Too much traffic, lack of interest in the scheduled talent, competing celebrations that are free to the public and reluctance to fight crowds are partly to blame.

Walton said her firm did twice as much marketing for Freedom Blast as has been done for any July 4 event at the U. over the past 28 years.

"We're not novices at this," she said. "This one has just not worked."

Two other promoters have brought well-known musical acts to Rice-Eccles Stadium such as the Beach Boys, Chicago, Huey Lewis and Kenny Loggins, but even those shows struggled to attract people for an Independence Day event, Burk said.

For the fireworks portion of those shows, he added, people would simply gather outside or near the stadium — for free — and watch the display.

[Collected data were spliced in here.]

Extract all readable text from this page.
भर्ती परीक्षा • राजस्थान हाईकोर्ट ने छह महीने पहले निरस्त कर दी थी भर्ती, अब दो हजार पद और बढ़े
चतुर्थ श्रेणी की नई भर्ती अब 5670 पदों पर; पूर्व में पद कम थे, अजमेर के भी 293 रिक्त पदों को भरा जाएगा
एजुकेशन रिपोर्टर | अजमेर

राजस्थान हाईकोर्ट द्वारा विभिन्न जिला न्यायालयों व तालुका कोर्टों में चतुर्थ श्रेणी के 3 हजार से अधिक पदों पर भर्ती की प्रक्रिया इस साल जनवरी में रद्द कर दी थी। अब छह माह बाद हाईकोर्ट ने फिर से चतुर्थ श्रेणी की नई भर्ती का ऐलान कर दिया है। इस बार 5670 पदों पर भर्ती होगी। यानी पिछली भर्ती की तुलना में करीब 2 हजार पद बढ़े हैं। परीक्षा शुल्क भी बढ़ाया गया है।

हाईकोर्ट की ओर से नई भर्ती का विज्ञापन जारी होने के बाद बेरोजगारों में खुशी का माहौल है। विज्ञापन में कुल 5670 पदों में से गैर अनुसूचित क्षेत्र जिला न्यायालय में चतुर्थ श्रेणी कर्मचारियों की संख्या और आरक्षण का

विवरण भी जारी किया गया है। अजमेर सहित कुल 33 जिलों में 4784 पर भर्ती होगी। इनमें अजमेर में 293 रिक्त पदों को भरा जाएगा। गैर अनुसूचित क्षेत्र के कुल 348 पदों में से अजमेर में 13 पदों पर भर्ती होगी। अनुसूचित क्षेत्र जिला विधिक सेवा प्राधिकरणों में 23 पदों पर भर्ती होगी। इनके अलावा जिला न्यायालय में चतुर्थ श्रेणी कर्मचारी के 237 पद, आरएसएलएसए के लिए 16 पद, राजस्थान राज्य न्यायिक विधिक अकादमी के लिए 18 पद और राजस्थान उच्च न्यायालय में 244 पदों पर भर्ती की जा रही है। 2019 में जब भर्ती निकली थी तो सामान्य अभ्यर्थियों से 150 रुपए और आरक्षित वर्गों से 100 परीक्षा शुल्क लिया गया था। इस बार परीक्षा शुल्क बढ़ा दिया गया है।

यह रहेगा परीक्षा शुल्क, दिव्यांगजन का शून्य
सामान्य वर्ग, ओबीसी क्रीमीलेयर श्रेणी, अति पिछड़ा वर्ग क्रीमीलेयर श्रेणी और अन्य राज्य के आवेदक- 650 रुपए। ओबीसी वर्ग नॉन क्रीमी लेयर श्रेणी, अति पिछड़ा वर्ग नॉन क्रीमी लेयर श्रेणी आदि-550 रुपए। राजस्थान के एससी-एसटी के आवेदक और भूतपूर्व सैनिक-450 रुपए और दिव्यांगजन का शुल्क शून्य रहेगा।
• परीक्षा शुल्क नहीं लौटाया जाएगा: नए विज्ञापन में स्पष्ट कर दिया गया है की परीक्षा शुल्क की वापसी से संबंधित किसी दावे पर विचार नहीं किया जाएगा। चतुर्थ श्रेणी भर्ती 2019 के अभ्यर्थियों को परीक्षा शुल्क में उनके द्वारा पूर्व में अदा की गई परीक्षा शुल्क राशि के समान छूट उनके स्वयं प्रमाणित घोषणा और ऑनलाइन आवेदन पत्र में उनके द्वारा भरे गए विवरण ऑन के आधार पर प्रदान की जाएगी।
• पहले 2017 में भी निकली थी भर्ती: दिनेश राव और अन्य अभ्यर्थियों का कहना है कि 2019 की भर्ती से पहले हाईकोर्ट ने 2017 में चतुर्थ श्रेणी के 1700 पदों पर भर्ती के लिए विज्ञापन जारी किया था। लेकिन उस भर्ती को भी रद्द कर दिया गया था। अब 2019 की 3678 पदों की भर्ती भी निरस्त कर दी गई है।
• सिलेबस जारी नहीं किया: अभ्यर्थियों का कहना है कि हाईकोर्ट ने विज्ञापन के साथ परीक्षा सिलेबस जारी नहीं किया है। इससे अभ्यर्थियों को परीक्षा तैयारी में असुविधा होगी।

Even though the U. won't lose much money on the cancelled show — less than $1,000 to handle ticket refunds — officials there are frustrated at the missed opportunity to make money by charging the promoter for rent, ticketing services and event staffing.

Burk said a promoter has expressed an interest in bringing a July 24 show to Rice-Eccles in celebration of Utah's Pioneer Day. But unless that date would generate at least 20,000 tickets sold, he added, it wouldn't be worth considering.